Gewalt auf Demo: Zwei Polizisten verurteilt

Am Wiener Landesgericht sind Freitagmittag zwei Polizisten im Zusammenhang mit einer Klimademo, die am 31. Mai 2019 abgehalten wurde, verurteilt worden. Die zur Bewährung ausgesetzten Strafen sind nicht rechtskräftig.

Ein mittlerweile 33-jähriger Beamter, der einem Demonstranten insgesamt neun Stöße mit der Faust und dem Handballen versetzt haben soll, erhielt wegen Körperverletzung unter Ausnützung einer Amtsstellung vier Monate. Ein um fünf Jahre älterer Kollege, der in diesem Zusammenhang dem Urteil zufolge einen tatsachenwidrigen Aktenvermerk angelegt und überdies beim Landesverwaltungsgericht unrichtig ausgesagt hatte, fasste wegen Amtsmissbrauchs und falscher Zeugenaussage ein Jahr Haft aus.

Bedingte Strafen

In beiden Fällen wurden die Strafen bedingt ausgesprochen. Da das verhängte Strafausmaß nicht zwölf Monate überstieg, würde für beide Polizisten – nach Auskunft ihrer Verteidiger sind sie derzeit nicht vom Dienst suspendiert – im Fall der Rechtskraft kein automatischer Amtsverlust erfolgen. Die Entscheidung über allfällige disziplinarrechtliche Folgen läge ausschließlich bei der Polizei. Die Verteidiger legten Nichtigkeitsbeschwerde und Berufung ein bzw. erbaten Bedenkzeit.

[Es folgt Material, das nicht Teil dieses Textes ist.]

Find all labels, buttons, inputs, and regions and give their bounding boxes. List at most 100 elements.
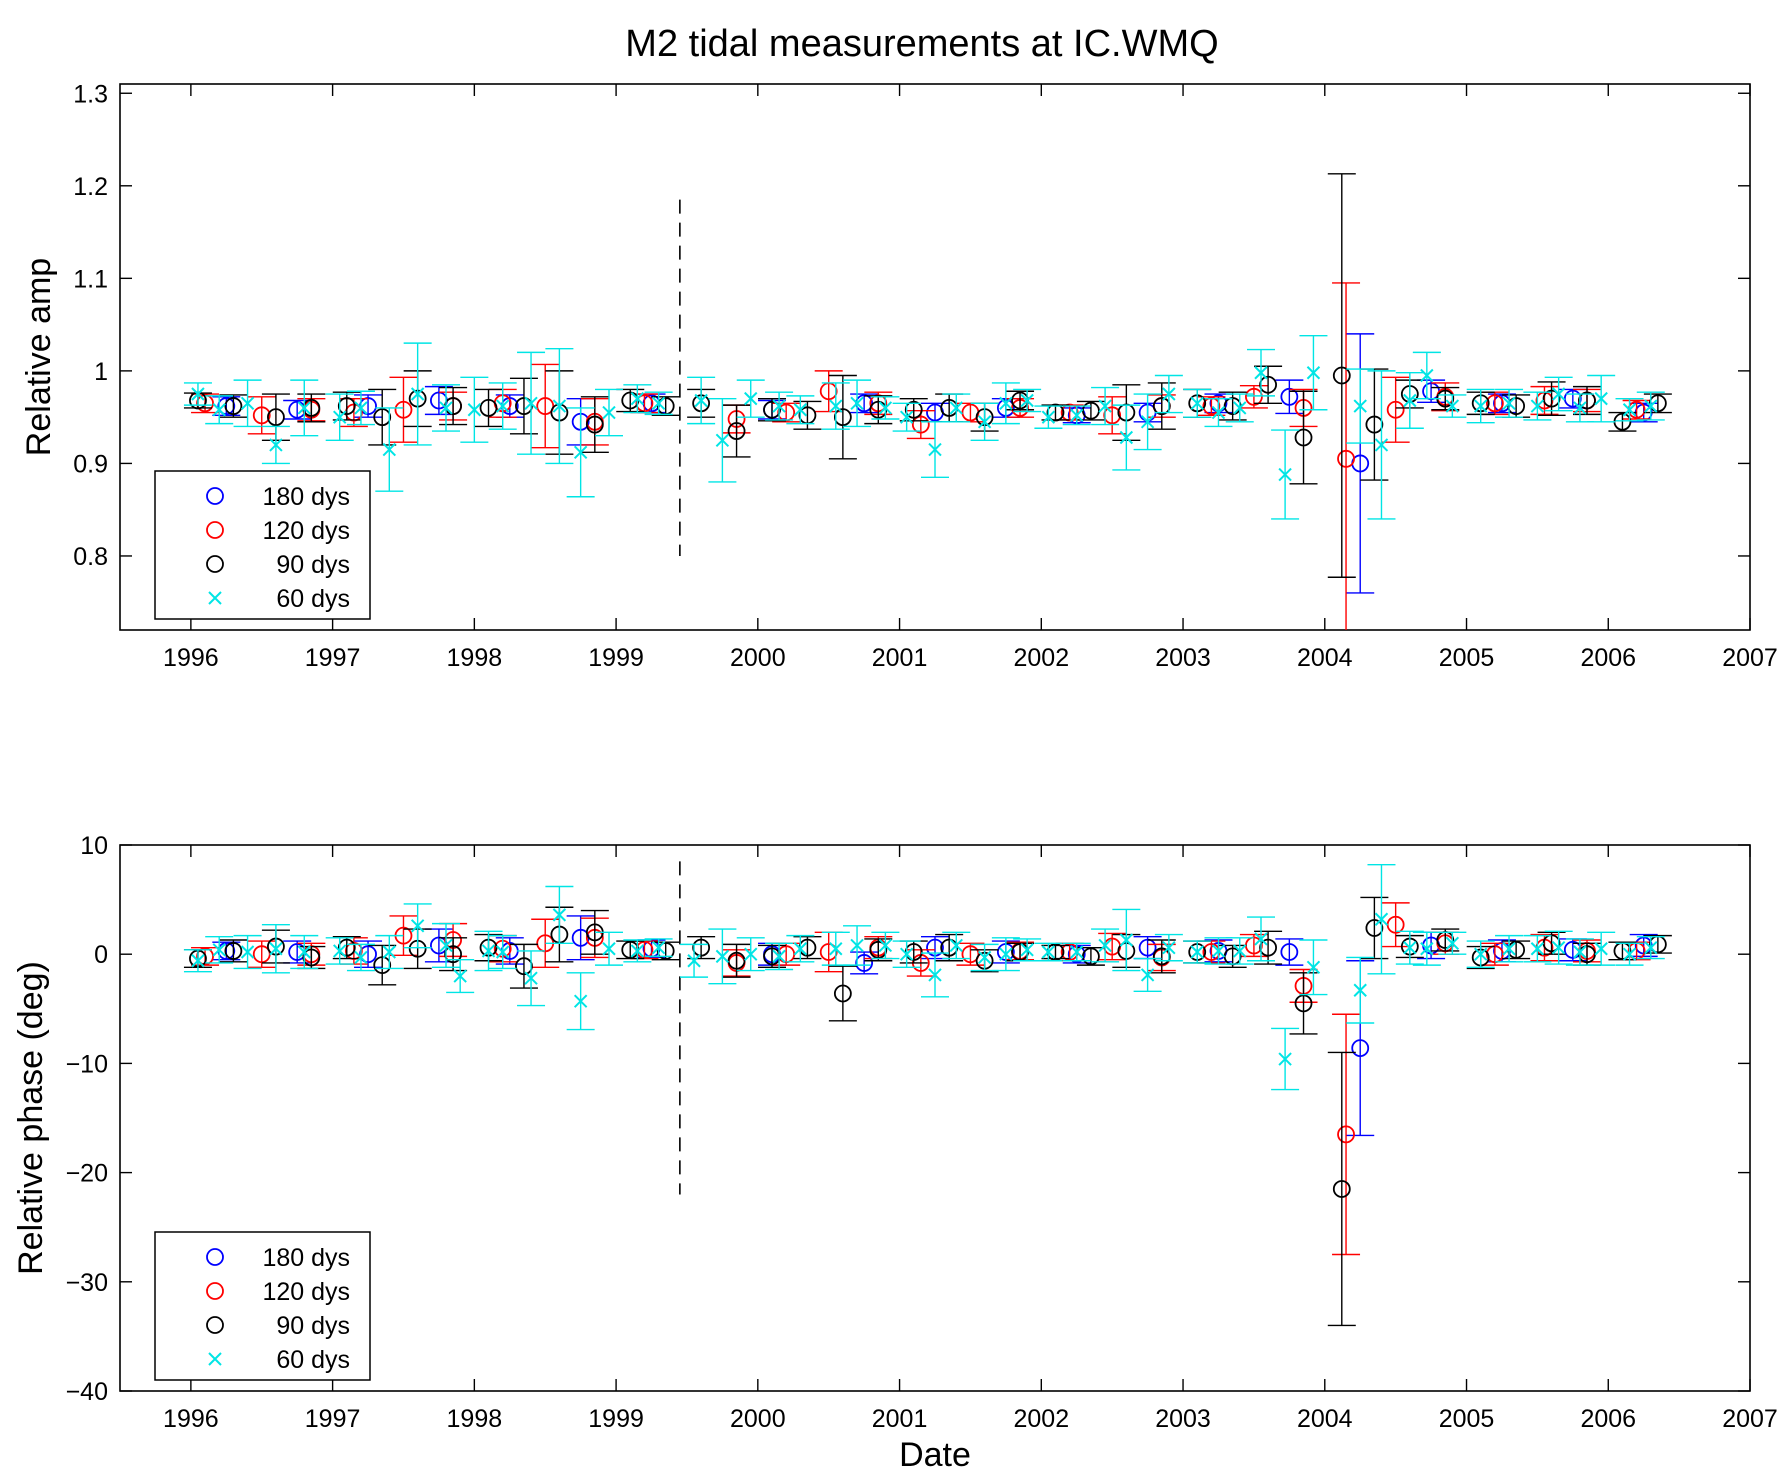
data-point-x — [793, 942, 808, 956]
plot-frame — [119, 83, 1751, 631]
y-tick-label: 0.8 — [73, 543, 108, 571]
data-point-x — [382, 442, 397, 457]
data-point-x — [1098, 938, 1112, 953]
legend-marker — [206, 487, 224, 505]
data-point-circle — [1542, 389, 1561, 408]
data-point-circle — [911, 415, 930, 434]
data-point-x — [744, 391, 758, 406]
x-tick-label: 2005 — [1439, 1405, 1495, 1433]
data-point-circle — [585, 415, 604, 434]
data-point-x — [1306, 960, 1321, 975]
legend-label: 90 dys — [276, 1312, 350, 1340]
data-point-x — [1119, 933, 1134, 947]
data-point-x — [977, 950, 992, 965]
data-point-circle — [1648, 394, 1667, 413]
data-point-x — [1502, 942, 1516, 956]
data-point-x — [1403, 940, 1417, 955]
legend-label: 120 dys — [262, 1278, 350, 1306]
data-point-circle — [727, 951, 746, 970]
x-tick-label: 2007 — [1722, 644, 1778, 672]
x-tick-label: 1996 — [163, 644, 219, 672]
data-point-circle — [635, 394, 654, 413]
figure-title: M2 tidal measurements at IC.WMQ — [625, 23, 1218, 65]
y-tick-label: 1.1 — [73, 265, 108, 293]
x-tick-label: 1997 — [305, 644, 361, 672]
data-point-circle — [1332, 366, 1351, 385]
data-point-circle — [1365, 919, 1384, 937]
data-point-x — [694, 393, 708, 408]
data-point-circle — [1138, 938, 1157, 957]
data-point-x — [1445, 936, 1460, 950]
x-tick-label: 1997 — [305, 1405, 361, 1433]
data-point-x — [354, 401, 368, 415]
legend-label: 120 dys — [262, 517, 350, 545]
data-point-x — [999, 947, 1013, 961]
data-point-x — [552, 399, 567, 413]
data-point-x — [1140, 968, 1155, 982]
data-point-x — [524, 396, 538, 410]
data-point-x — [1644, 940, 1658, 955]
y-axis-title: Relative amp — [20, 258, 58, 456]
data-point-circle — [359, 945, 377, 964]
x-tick-label: 1998 — [447, 1405, 503, 1433]
legend: 180 dys 120 dys 90 dys 60 dys — [154, 470, 371, 620]
series-120-dys — [191, 282, 1651, 630]
data-point-x — [332, 944, 347, 958]
data-point-x — [1622, 403, 1637, 417]
x-tick-label: 2001 — [872, 644, 928, 672]
data-point-x — [1594, 391, 1608, 406]
data-point-x — [1190, 945, 1204, 959]
data-point-circle — [1046, 403, 1065, 422]
data-point-circle — [869, 940, 888, 959]
data-point-circle — [515, 397, 533, 415]
amplitude-panel: 1996 1997 1998 1999 2000 2001 2002 2003 2004 2005… — [20, 80, 1778, 672]
data-point-circle — [1332, 1180, 1351, 1198]
data-point-x — [687, 954, 701, 968]
data-point-x — [354, 950, 368, 965]
legend-marker — [206, 1316, 224, 1334]
data-point-x — [1374, 438, 1389, 452]
y-tick-label: 1.2 — [73, 173, 108, 201]
data-point-x — [1041, 945, 1056, 959]
data-point-x — [793, 403, 808, 417]
data-point-circle — [1337, 1125, 1355, 1144]
legend-marker — [206, 1248, 224, 1266]
data-point-circle — [904, 400, 923, 419]
data-point-x — [899, 947, 914, 961]
x-tick-label: 2003 — [1155, 644, 1211, 672]
x-tick-label: 1999 — [588, 1405, 644, 1433]
data-point-circle — [1351, 1039, 1370, 1058]
data-point-x — [1278, 467, 1292, 482]
data-point-x — [1070, 945, 1084, 959]
data-point-x — [453, 969, 467, 983]
data-point-x — [1445, 399, 1460, 413]
data-point-x — [1119, 430, 1134, 445]
data-point-circle — [217, 397, 236, 415]
x-tick-label: 1999 — [588, 644, 644, 672]
data-point-x — [410, 919, 425, 933]
legend-label: 60 dys — [276, 1346, 350, 1374]
data-point-circle — [1507, 397, 1526, 415]
data-point-x — [297, 401, 311, 415]
data-point-x — [439, 401, 453, 415]
data-point-circle — [1152, 397, 1171, 415]
data-point-x — [1140, 415, 1155, 429]
data-point-x — [1306, 366, 1321, 380]
data-point-circle — [1386, 400, 1405, 419]
data-point-x — [949, 938, 963, 953]
y-axis-title: Relative phase (deg) — [12, 961, 50, 1275]
data-point-circle — [1365, 415, 1384, 434]
legend-box — [154, 470, 371, 620]
data-point-x — [899, 410, 914, 424]
data-point-x — [1420, 368, 1434, 383]
data-point-circle — [1152, 947, 1171, 966]
x-tick-label: 2006 — [1580, 644, 1636, 672]
x-tick-label: 2004 — [1297, 1405, 1353, 1433]
data-point-x — [1403, 393, 1417, 408]
data-point-circle — [833, 984, 852, 1003]
data-point-x — [467, 403, 482, 417]
data-point-circle — [1280, 387, 1299, 406]
data-point-circle — [479, 398, 498, 417]
data-point-x — [495, 945, 510, 959]
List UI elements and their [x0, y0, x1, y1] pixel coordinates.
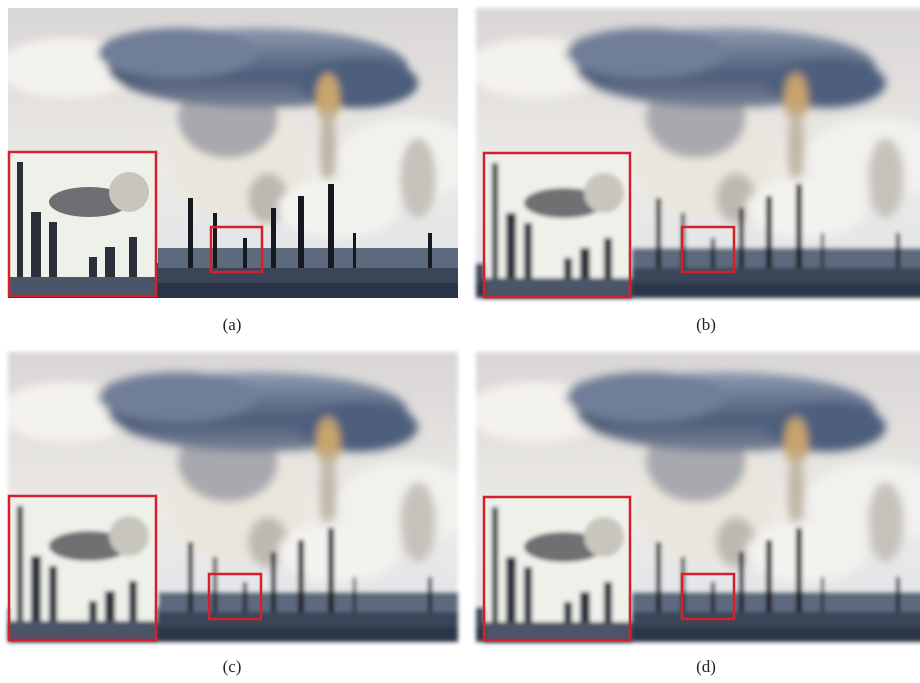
figure: (a) (b) (c) (d) — [0, 0, 920, 678]
zoom-inset — [484, 153, 632, 298]
caption: (c) — [223, 657, 242, 676]
page: (a) (b) (c) (d) (() => { const data = JS… — [0, 0, 920, 678]
caption: (a) — [223, 315, 242, 334]
caption: (b) — [696, 315, 716, 334]
zoom-inset — [9, 496, 157, 641]
caption: (d) — [696, 657, 716, 676]
zoom-inset — [9, 152, 157, 297]
zoom-inset — [484, 497, 632, 642]
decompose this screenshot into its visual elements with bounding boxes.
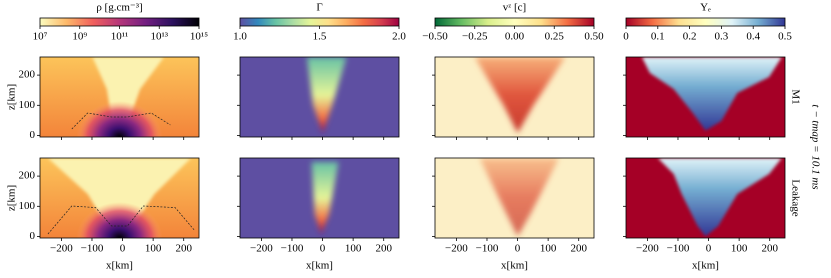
colorbar-tick-label: 10¹⁵ — [190, 31, 208, 43]
colorbar-label: ρ [g.cm⁻³] — [96, 2, 142, 14]
colorbar-tick-label: −0.25 — [462, 31, 488, 43]
x-tick-label: −100 — [281, 243, 304, 255]
panel-image — [435, 57, 594, 137]
panel-image — [626, 158, 785, 238]
x-tick-label: −200 — [50, 243, 73, 255]
colorbar-tick-label: 1.0 — [233, 31, 247, 43]
panel-image — [240, 57, 399, 137]
x-tick-label: 0 — [320, 243, 326, 255]
panel-frame — [39, 56, 200, 138]
panel-frame — [39, 157, 200, 239]
panel-frame — [434, 157, 595, 239]
panel-image — [40, 158, 199, 238]
x-tick-label: −200 — [636, 243, 659, 255]
y-axis-label: z[km] — [6, 84, 18, 110]
panel-image — [626, 57, 785, 137]
colorbar-tick-label: 0.00 — [505, 31, 525, 43]
x-tick-label: 200 — [570, 243, 587, 255]
colorbar-tick-label: 10¹³ — [150, 31, 168, 43]
panel-frame — [625, 157, 786, 239]
x-tick-label: 200 — [375, 243, 392, 255]
x-axis-label: x[km] — [501, 260, 528, 272]
y-tick-label: 0 — [30, 230, 36, 242]
colorbar — [39, 17, 200, 27]
y-axis-label: z[km] — [6, 185, 18, 211]
colorbar-tick-label: 0.5 — [778, 31, 792, 43]
image-region — [474, 57, 566, 133]
panel-image — [40, 57, 199, 137]
panel-frame — [434, 56, 595, 138]
colorbar-tick-label: 0.2 — [683, 31, 697, 43]
panel-frame — [239, 157, 400, 239]
colorbar-tick-label: 10⁹ — [72, 31, 87, 43]
panel-frame — [625, 56, 786, 138]
colorbar — [625, 17, 786, 27]
image-core — [76, 202, 163, 238]
image-region — [479, 158, 560, 237]
x-tick-label: −100 — [81, 243, 104, 255]
colorbar-tick-label: 2.0 — [392, 31, 406, 43]
colorbar-label: vᶻ [c] — [503, 2, 526, 14]
image-contour — [47, 205, 195, 235]
y-tick-label: 0 — [30, 129, 36, 141]
x-tick-label: 100 — [345, 243, 362, 255]
x-tick-label: 100 — [731, 243, 748, 255]
image-contour — [71, 112, 171, 130]
image-region — [641, 57, 782, 131]
row-label: Leakage — [789, 179, 801, 216]
x-tick-label: 100 — [145, 243, 162, 255]
image-region — [306, 57, 347, 133]
row-label: M1 — [789, 89, 801, 104]
y-tick-label: 200 — [19, 170, 36, 182]
image-region — [47, 158, 192, 238]
colorbar-tick-label: 0.25 — [545, 31, 565, 43]
y-tick-label: 100 — [19, 99, 36, 111]
image-core — [76, 101, 163, 137]
x-tick-label: 0 — [120, 243, 126, 255]
x-tick-label: 100 — [540, 243, 557, 255]
y-tick-label: 100 — [19, 200, 36, 212]
image-region — [92, 57, 165, 137]
x-tick-label: 0 — [706, 243, 712, 255]
y-tick-label: 200 — [19, 69, 36, 81]
colorbar-label: Γ — [316, 2, 322, 14]
x-tick-label: −100 — [476, 243, 499, 255]
panel-frame — [239, 56, 400, 138]
x-tick-label: 200 — [175, 243, 192, 255]
x-tick-label: −200 — [250, 243, 273, 255]
colorbar-tick-label: 10¹¹ — [111, 31, 129, 43]
colorbar — [434, 17, 595, 27]
colorbar-tick-label: 0.1 — [651, 31, 665, 43]
x-axis-label: x[km] — [692, 260, 719, 272]
colorbar-label: Yₑ — [700, 2, 711, 14]
x-tick-label: −200 — [445, 243, 468, 255]
colorbar-tick-label: 10⁷ — [33, 31, 48, 43]
panel-image — [240, 158, 399, 238]
colorbar-tick-label: −0.50 — [422, 31, 448, 43]
colorbar-tick-label: 0.3 — [715, 31, 729, 43]
image-region — [657, 158, 782, 237]
panel-image — [435, 158, 594, 238]
colorbar-tick-label: 0 — [623, 31, 629, 43]
colorbar-tick-label: 0.4 — [746, 31, 760, 43]
colorbar-tick-label: 0.50 — [584, 31, 604, 43]
x-tick-label: 0 — [515, 243, 521, 255]
colorbar-tick-label: 1.5 — [313, 31, 327, 43]
x-tick-label: −100 — [667, 243, 690, 255]
x-tick-label: 200 — [761, 243, 778, 255]
x-axis-label: x[km] — [306, 260, 333, 272]
x-axis-label: x[km] — [106, 260, 133, 272]
time-label: t − tmap = 10.1 ms — [809, 104, 821, 189]
colorbar — [239, 17, 400, 27]
image-region — [311, 162, 339, 234]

„Aufgrund des vorliegenden Videos war an den Tatsachen nicht viel zu rütteln“, stellte die Vorsitzende Richterin in der Urteilsbegründung fest. Die Schläge in den Rücken, die eine Prellung der rechten Niere und Hämatome bewirkten, wären „nicht verhältnismäßig“ gewesen. An und für sich seien derartige Schläge „nur für Notwehr oder Distanzgewinnung“ üblich, sagte die Richterin. Der betroffene Demonstrant sei aber schon von fünf Polizeibeamten festgehalten worden, als er damit bedacht wurde.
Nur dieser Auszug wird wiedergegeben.